5 of 141 comments (clear)

  1. don't kid yourselves by Anonymous Coward · · Score: 4, Interesting


    Th US most definately is the world leader in the production of spam

    treat the disease not the symptoms

  2. Duh! by Billosaur · · Score: 4, Interesting

    The reason they don't do this now is that the spammers doing it are not geeks. They're taking pre-built scripts, modifying some parameters, and letting them go. They will keep doing this until those scripts no longer work, and then they will move onto newer ones. The only was this will happen is if some hacker gets bored, reads this article, and desides there's a lot of cash to be made selling just such a thing to the spammers.

    Be real -- no matter how personalized an email gets, I'm still going to know it's not from somebody I know, because I don't make email my primary mode of correspondence and where I do, I can easily figure out that my mother isn't going to be sending me ads for Viagra.

    Now, if they could make a Turing-capable spam generator, I'd be impressed.

    --
    GetOuttaMySpace - The Anti-Social Network
  3. Actually snail mail is just as broken... by Lispy · · Score: 4, Interesting

    Every day I get quite upset by opening my reallife mailbox.
    It's totally unacceptable: Buried below a ton of trash I find two seriously dangerous invoices with 4digit numbers in the red. If I ever miss out one of them I'd probably go to jail, but hey, why not throw another pizza flyer on top of all that, the planet sure can handle this and what else are those trees for?

    Personally if I was going to choose I'd vote for e-mail spam just to get rid of this total waste of ressources.
    There should be a LAW against this, and against buying from spammers, reallife or virtual.

  4. Targetted Spam by overshoot · · Score: 4, Interesting
    Sort of an oxymoron, isn't it?

    The whole point of the spam business model is that it's low-cost. Any filtering would raise costs compared to simply flooding the world with the same payload.
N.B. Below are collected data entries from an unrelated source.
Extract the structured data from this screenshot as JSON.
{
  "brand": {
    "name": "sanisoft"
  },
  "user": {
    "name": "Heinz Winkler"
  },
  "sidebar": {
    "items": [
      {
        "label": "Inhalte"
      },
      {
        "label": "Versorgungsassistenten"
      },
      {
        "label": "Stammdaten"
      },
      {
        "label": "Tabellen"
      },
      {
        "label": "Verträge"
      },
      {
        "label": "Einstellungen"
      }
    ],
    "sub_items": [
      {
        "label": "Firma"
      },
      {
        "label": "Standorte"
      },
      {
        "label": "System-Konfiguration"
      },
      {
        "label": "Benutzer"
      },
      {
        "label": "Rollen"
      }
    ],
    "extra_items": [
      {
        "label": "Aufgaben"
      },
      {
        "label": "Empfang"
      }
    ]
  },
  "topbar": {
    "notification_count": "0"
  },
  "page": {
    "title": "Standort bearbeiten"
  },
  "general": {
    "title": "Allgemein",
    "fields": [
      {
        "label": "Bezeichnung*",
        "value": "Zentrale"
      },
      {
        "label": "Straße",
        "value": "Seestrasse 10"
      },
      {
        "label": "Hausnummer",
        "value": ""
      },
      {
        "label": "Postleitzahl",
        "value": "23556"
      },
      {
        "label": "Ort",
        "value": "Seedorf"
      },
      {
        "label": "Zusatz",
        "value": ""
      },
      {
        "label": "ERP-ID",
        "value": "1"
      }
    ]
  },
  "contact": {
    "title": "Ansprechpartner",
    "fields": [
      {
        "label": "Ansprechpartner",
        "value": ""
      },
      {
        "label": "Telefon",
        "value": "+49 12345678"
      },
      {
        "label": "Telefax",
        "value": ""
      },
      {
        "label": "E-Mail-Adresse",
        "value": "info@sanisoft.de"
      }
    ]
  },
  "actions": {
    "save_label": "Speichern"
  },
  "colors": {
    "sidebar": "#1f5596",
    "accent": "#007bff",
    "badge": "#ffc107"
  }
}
    If spammers were in the slightest interested in addressing their markets, I wouldn't be seeing several thousand Asian-language spam per day addressed to a North American mail server. None of us would be seeing spam with hash-busters, mangled "Subject:" lines, and other filter avoidance hacks.

    This seems like one more attempt to promote the idea of "good spam" for mainsleazers like Kohl's department stores.

    --
    Lacking <sarcasm> tags, /. substitutes moderation as "Troll."
  5. Real spam research by gvc · · Score: 3, Interesting
    Why does Slashdot not report on real spam research? They report puff pieces like this and the phishing talk from the MIT Spam Conference, but not the results of TREC 2005 Spam Track (Hint: an outsider using compression techniques was very strong; open source filters like crm114, dbacl, bogofilter and spamassasin were close behind; DSPAM was middle of the pack.) No filter came close to demonstrating those widely-claimed 99.9-whatever% accuracy figures. I guess "news for nerds -- stuff that matters" includes testimonials but not results.


    The TREC tests involved tests on 350,000 email messages. A 92,000 message public corpus from this effort is available for free download.


    John Graham-Cumming (no relation to TREC) has created SpamOrHam -- a community-based effort to adjudicate the judgements in the TREC corpus. This'll let us test in a big way Yerazunis' contention that spam filters are better than humans.


    Any filter writer can participtate in TREC 2006 by submitting a letter of intent now and a filter in due course.


    There's also an upcoming scientific spam conference this summer - CEAS.